The Rehabilitation Center at Hollywood Hills, Hollywood, Florida. The Rehabilitation Center at Hollywood Hills, Hollywood, Florida.

A state appeals court has stepped in and at least temporarily halted the release of thousands of death records to an embattled Broward County nursing home.

The First District Court of Appeal on Monday extended a stay of a lower court ruling that would require the Florida Department of Health to quickly turn over death certificates from across the state to attorneys for The Rehabilitation Center at Hollywood Hills.

The one-page order was largely procedural and did not explain the court’s reasoning. But it was the latest twist in a monthslong records battle between the DOH and the nursing home, which the state moved to shut down after residents died following Hurricane Irma.

The nursing home has been in a series of legal fights with Gov. Rick Scott’s administration, including about a state attempt to revoke the facility’s license. As part of those disputes, the nursing home filed a public-records lawsuit Jan. 31, alleging that the DOH had improperly refused to provide copies of death certificates for people across the state from Sept. 9 through Sept. 16, a period that included Hurricane Irma and its immediate aftermath.

An attorney for the nursing home indicated last month that the facility is seeking the addresses of locations where other people died during and after the massive storm.

Leon County Circuit Judge Terry Lewis ruled in favor of the nursing home in April and last month, with a June 19 decision saying, in part, that the department is “specifically ordered to immediately (within 24 hours of receipt of this order) produce to petitioner electronic copies (e.g. via email, drop box, a flash drive, or other appropriate medium) all of the approximate 5,907 death certificate records that petitioner has requested.”

The DOH appealed the June decision to the Tallahassee-based appeals court, creating a short stay. Lewis issued another order June 29, rejecting a department request to extend the stay of his ruling until all appeals are finished, though he approved a 15-day stay to give the department time to quickly go back to the appeals court.

The appeals court Monday, however, quashed Lewis’ June 29 order and said a stay “shall remain in effect pending final disposition of the merits of this appeal.” The appeals court also said it will handle the case in an “expedited” fashion, though a schedule for filing briefs indicates a decision would not be issued until at least mid-August.

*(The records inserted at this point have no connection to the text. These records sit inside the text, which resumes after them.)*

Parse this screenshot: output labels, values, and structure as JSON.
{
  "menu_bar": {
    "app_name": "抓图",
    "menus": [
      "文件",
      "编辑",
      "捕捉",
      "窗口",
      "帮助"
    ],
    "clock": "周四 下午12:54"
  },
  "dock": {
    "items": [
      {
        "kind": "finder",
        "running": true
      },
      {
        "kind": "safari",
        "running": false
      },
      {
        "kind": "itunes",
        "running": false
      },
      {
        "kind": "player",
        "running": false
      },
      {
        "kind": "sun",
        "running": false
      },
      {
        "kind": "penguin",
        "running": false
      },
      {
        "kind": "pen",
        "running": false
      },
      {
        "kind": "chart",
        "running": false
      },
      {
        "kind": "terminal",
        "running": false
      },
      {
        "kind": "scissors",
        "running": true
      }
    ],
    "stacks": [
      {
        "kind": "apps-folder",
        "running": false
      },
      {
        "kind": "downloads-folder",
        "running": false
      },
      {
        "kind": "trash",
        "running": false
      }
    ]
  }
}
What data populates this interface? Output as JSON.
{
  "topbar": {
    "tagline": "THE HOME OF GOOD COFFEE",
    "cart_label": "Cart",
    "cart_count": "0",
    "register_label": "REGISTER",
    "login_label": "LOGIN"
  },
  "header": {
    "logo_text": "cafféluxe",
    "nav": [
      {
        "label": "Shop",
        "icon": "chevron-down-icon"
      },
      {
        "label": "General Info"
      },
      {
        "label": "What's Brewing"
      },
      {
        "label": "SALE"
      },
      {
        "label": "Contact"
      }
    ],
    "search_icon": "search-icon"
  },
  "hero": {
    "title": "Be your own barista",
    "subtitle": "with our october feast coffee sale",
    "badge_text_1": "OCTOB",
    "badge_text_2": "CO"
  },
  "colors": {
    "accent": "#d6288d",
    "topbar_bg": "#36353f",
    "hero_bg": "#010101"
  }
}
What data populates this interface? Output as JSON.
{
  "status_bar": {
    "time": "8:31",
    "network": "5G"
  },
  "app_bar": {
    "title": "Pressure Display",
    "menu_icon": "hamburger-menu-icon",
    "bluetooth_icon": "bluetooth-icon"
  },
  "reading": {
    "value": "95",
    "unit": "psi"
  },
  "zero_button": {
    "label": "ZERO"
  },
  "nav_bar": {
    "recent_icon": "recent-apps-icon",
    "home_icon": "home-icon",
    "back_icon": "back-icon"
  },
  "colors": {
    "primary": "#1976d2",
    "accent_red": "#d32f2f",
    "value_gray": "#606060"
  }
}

A key point of contention in the records dispute is the DOH’s position that it needs to review and redact information from death certificates before turning them over to the nursing home. In a document filed last month in circuit court, the department said release of the records poses a threat to private health information.

“The release of the private information belonging to individuals on each of the 5,907 death [records] constitutes irreparable harm, as each individual could be contacted by attorneys, press or other individuals seeking information regarding this high-profile matter,” the department argued in the document. “Once released, there is no effective way to retract this sensitive information.”

But attorneys for the nursing home say the death certificates are already public information and that Lewis correctly ruled that the department should turn them over.

“DOH’s speculative arguments ignore that anybody can walk into a vital statistics office anywhere in Florida and request this information, unredacted, and receive it the same day,” attorneys for the nursing home wrote in a court document last month. “DOH’s own website allows, through a third-party vendor, anyone in the world to request these records without even being physically present in Florida [or the United States]. … The only difference is that Hollywood Hills is requesting these records by a date range, not by name.”

The Scott administration suspended the facility’s license, and moved to revoke the license, after the nursing home lost its air-conditioning system Sept. 10 as Hurricane Irma pounded the state. The outage created sweltering conditions that resulted in the facility being evacuated Sept. 13. Authorities have attributed 12 deaths to problems at the nursing home after the storm.

Jim Saunders reports for the News Service of Florida.